しかし、本人も家族も諦めていなかったので、自宅療養でできる限りのことはしたのですが、間に合いませんでした。
まだ52歳という若さでしたので、まだまだたくさんやりたいことはあったでしょうし、本人が一番悔しい思いをしたと思います。
残された家族もとても悔しかったですし、とても悲しい思いでした。
結果、この出来事が私を後押ししてくれることになり、今に至ります。
現在、日本では癌患者が増え続けています。癌だけでなく色々な病でご家族を亡くし、悲しい思いをしてる人達が何人もいます。
病気になる原因は様々ですが、基本は食にあると私は考えます。
みんなが健康でやりたいことを全うできる人生を送るためには、その食が本物である必要があります。
私はそれに貢献したい思いで農業に取り組んでいます。
個人で農業を始めてから辛い事はたくさんありましたし、暗い話も多々ありますが、今まで続けていられるのは農業にやり甲斐を感じ、楽しんでいることが一番の要因だと思います。
また、そういった思いで一所懸命取り組んでいれば、理解してくれる人が必ず現れますし、協力してくれます。
私にとっては柿澤さんやお客様、友達や家族みんながそうです。
全ての方に感謝して、今後も本物づくりを頑張っていきたいと思います。
以上です。
安藤君は24歳の時に、五井野博士がきっかけで信州へ移住したお母様から農業を勧められて移住しました。
10年程前に長野県大町で開催された博士の講演会で私は彼と知り合ったのです。
東日本大震災があった当時は、私は神奈川県相模原市に住んでおり、地震を体験したので安藤君の考えはよくわかります。
また元陸上自衛官として、有事の際は都会のインフラが如何に脆弱かということもよく理解しています。
生命を維持していくためには、清浄な土と水が最低限必要という思いは、私も安藤君と一緒です。
人脈も土地勘も無いところで、独立開業することはとても勇気とエネルギーのいることです。

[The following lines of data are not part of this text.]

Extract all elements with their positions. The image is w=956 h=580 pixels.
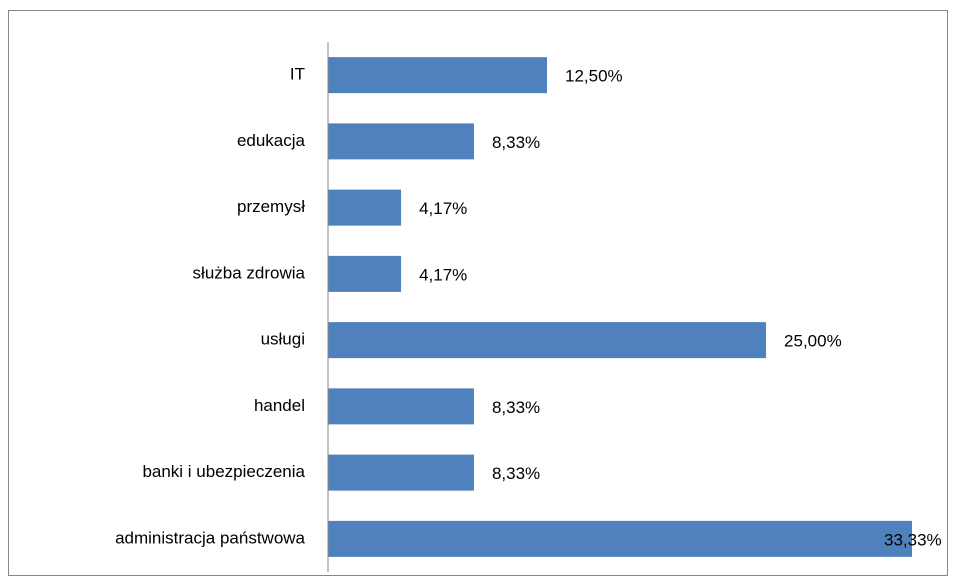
- bar: [328, 520, 912, 557]
- data-label: 4,17%: [419, 265, 467, 284]
- y-tick-label: IT: [290, 65, 305, 84]
- y-tick-label: służba zdrowia: [193, 263, 306, 282]
- bar: [328, 454, 474, 491]
- y-tick-label: edukacja: [237, 131, 306, 150]
- data-label: 4,17%: [419, 199, 467, 218]
- bar: [328, 189, 402, 226]
- bar: [328, 322, 767, 359]
- data-label: 33,33%: [884, 530, 942, 549]
- bar: [328, 255, 402, 292]
- data-label: 8,33%: [492, 133, 540, 152]
- data-label: 8,33%: [492, 464, 540, 483]
- y-tick-label: administracja państwowa: [115, 528, 305, 547]
- y-tick-label: handel: [254, 396, 305, 415]
- bar: [328, 123, 474, 160]
- bar: [328, 388, 474, 425]
- y-tick-label: usługi: [261, 330, 305, 349]
- bar: [328, 57, 548, 94]
- y-tick-label: banki i ubezpieczenia: [142, 462, 305, 481]
- data-label: 8,33%: [492, 398, 540, 417]
- data-label: 25,00%: [784, 332, 842, 351]
- y-tick-label: przemysł: [237, 197, 305, 216]
- data-label: 12,50%: [565, 67, 623, 86]
- chart-border: [8, 10, 948, 576]
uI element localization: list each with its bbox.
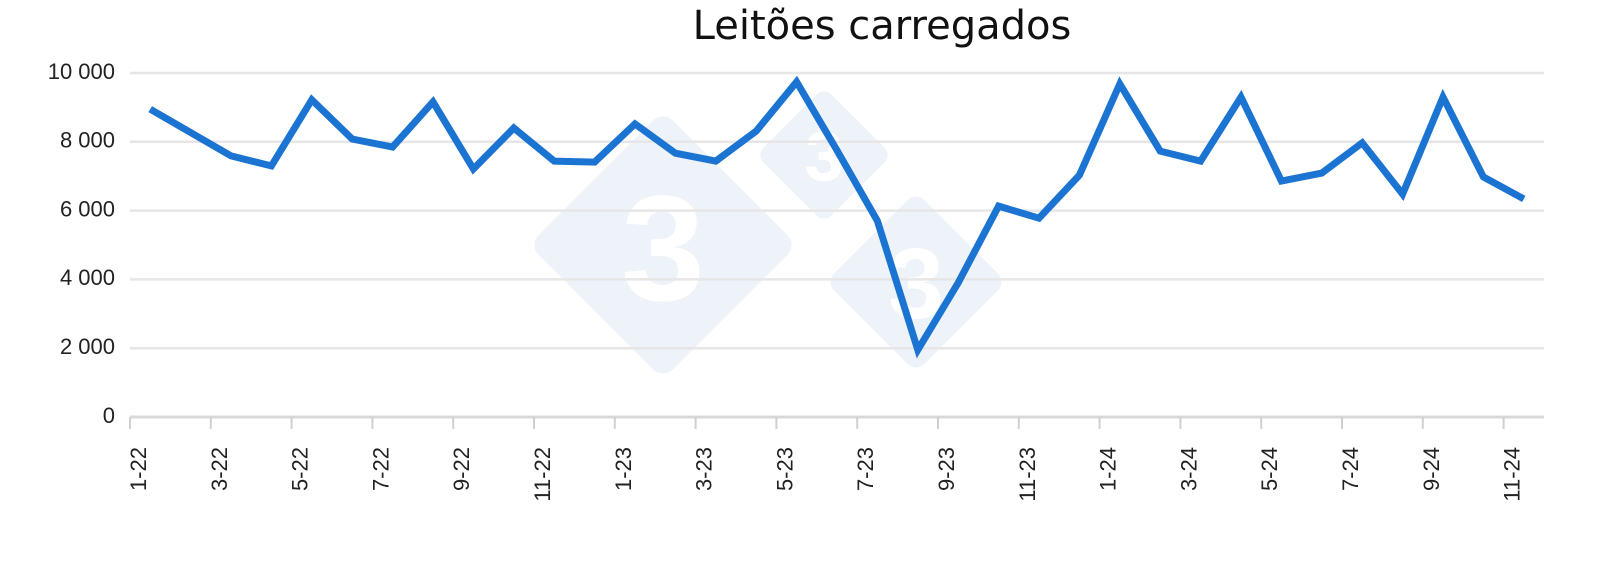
- x-tick-label: 5-22: [288, 447, 313, 491]
- y-tick-label: 8 000: [60, 128, 115, 153]
- x-tick-label: 1-24: [1096, 447, 1121, 491]
- y-tick-label: 0: [103, 403, 115, 428]
- x-tick-label: 11-23: [1015, 447, 1040, 502]
- y-tick-label: 4 000: [60, 265, 115, 290]
- x-tick-label: 1-22: [126, 447, 151, 491]
- x-tick-label: 1-23: [611, 447, 636, 491]
- y-tick-label: 2 000: [60, 334, 115, 359]
- x-tick-label: 9-24: [1419, 447, 1444, 491]
- svg-text:3: 3: [621, 164, 704, 332]
- x-tick-label: 11-22: [530, 447, 555, 502]
- x-tick-label: 5-23: [772, 447, 797, 491]
- y-tick-label: 10 000: [48, 59, 115, 84]
- watermark: 3 3 3: [534, 91, 1002, 374]
- x-tick-label: 7-24: [1338, 447, 1363, 491]
- x-tick-label: 3-23: [692, 447, 717, 491]
- x-tick-label: 5-24: [1257, 447, 1282, 491]
- y-tick-label: 6 000: [60, 196, 115, 221]
- x-tick-label: 9-23: [934, 447, 959, 491]
- x-tick-label: 7-22: [368, 447, 393, 491]
- chart-title: Leitões carregados: [693, 3, 1072, 49]
- x-tick-label: 3-24: [1176, 447, 1201, 491]
- line-series: [148, 75, 1526, 359]
- x-tick-label: 3-22: [207, 447, 232, 491]
- x-tick-label: 7-23: [853, 447, 878, 491]
- x-tick-label: 11-24: [1500, 447, 1525, 502]
- x-tick-label: 9-22: [449, 447, 474, 491]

しかし、それ以上に、後に引けない「やらなければならない必要性」というものが私達にはあるのだ、という実感が強く湧いた彼との会話でした。
それから、お嫁さん募集中、とか言ってなかったかな?
今は一人じゃ手一杯、と言っていたのはそういう意味かと思ったんだけど、私の勘ぐり過ぎだったかな。
【おまけ】
10月初旬から浮世絵ギャラリーの前に駕籠を展示しています。
かなりの関心と好評を頂いています。
当館の駕籠の由来は...よくわかっていません。